Culture dal mondo
Regia: Riccardo Bianco / Origine: Italia-Guatemala
“Se uno osserva attentamente, noterà che tutto ciò che fanno o dicono questi indigeni è relazionato al mais” (documento del XVI secolo relativo alle popolazioni maya della regione degli altopiani centrali del Guatemala).
Arturo è un indigeno maya Q’eqchi che vive nella regione dell’Alta Verapaz in Guatemala; fa parte di una popolazione maya-discendente che considera il mais un prodotto sacro, un dono degli dei, un prodotto attorno al quale i maya edificarono la loro cultura e la loro spiritualità. Il mais sta alla base dell’alimentazione quotidiana del popolo Q’eqchi e Arturo ci accompagnerò in un viaggio fisico e spirituale attraverso il ciclo di semina e raccolta, mostrandoci la vita familiare e comunitaria, e ci parlerà di come le origini mitiche si riallacciano al riscatto del chicco di mais da
parte degli eroi ancestrali. Uomini di mais vuole essere un omaggio all’omonimo romanzo dello scrittore guatemalteco Miguel Ángel Asturias, premio Nobel per la letteratura nel 1967.
Regia: Giuliano Girelli / Produzione: Mais ong / Origine: Italia, Guatemala, Indonesia, Burkina Faso
L’agricoltura contadina produce cibo per oltre il 70% della popolazione del pianeta, mentre l’agricoltura industriale non provvede che al 30%; ciò nonostante 2.8 miliardi di persone nel mondo vivono con meno di 2 dollari al giorno, la maggioranza di queste persone sono contadini o ex contadini che ora vivono nelle baraccopoli di qualche grande città. Questo documentario parla di loro, della globalizzazione e dunque anche di noi.
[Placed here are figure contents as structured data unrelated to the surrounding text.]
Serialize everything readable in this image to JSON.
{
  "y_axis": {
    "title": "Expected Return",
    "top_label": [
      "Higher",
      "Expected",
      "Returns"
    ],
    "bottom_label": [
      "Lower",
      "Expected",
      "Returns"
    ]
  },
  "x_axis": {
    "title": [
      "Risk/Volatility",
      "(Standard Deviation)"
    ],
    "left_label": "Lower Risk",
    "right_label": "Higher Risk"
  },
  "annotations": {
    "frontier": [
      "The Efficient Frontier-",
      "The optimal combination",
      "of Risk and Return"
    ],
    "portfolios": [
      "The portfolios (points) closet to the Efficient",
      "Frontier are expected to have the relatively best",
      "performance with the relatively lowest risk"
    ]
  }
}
The Last Farmer esplora le drammatiche conseguenze del neoliberismo e della globalizzazione sulla vita dei piccoli contadini nel mondo seguendo lo svolgersi della giornata di Baldomera in Guatemala, Agi in Indonesia e Aloise in Burkina Faso; con il supporto di interviste a Luciano Gallino, Hira Jhamtani, Giorgio Cingolani, Magaly Rey Rosa, Mamadou Goita e Roberto Schellino.
Regia: Federico Tinelli / Produzione: Stefano Cavallotto / Origine: Italia-Bolivia
In lingua quechua significa “gente di Kami”. Kami è un centro minerario arroccato a 4000 metri, nel cuore della Bolivia. Girato nel 2001, questo film racconta storie di minatori e contadini indigeni che lottano per sopravvivere. La storia di un uomo che da anni, mosso da un pizzico di follia, lavora ostinatamente per trasformare un sogno in realtà.
Regia: Stefano Cavallotto / Produzione: Arianna Nicola
In Perù sono migliaia le bambine provenienti dai villaggi andini che, spesso anche molto piccole, si trasferiscono in città per lavorare come domestiche, illudendosi di poter ricevere, così come promesso dalle famiglie che le ospitano, un'istruzione scolastica.
Nella maggior parte dei casi in realtà le bambine vengono segregate in casa, maltrattate, non pagate, obbligate a fare lavori molto pesanti. E non di rado sono vittime di abusi. Dopo anni di lontananza dalla famiglia spesso non ricordano neppure da dove vengono, e si ritrovano sole, a volte senza una casa, esposte al pericolo della violenza e della miseria.
A Cusco esiste un centro che si occupa di loro, dove si intrecciano le loro storie. Identità fragili, appese a sottili fili di memoria.
Cinque donne raccontano la loro storie di ex trabajadoras del hogar. Storie di sofferenze, di violenza, di abbandono. Ma anche di riscatto, di lotta per i propri diritti, di recupero di un'identità. Storie che possono diventare fili con cui tessere nuove trame di vita, fili a cui aggrapparsi per ritrovare il coraggio di sognare.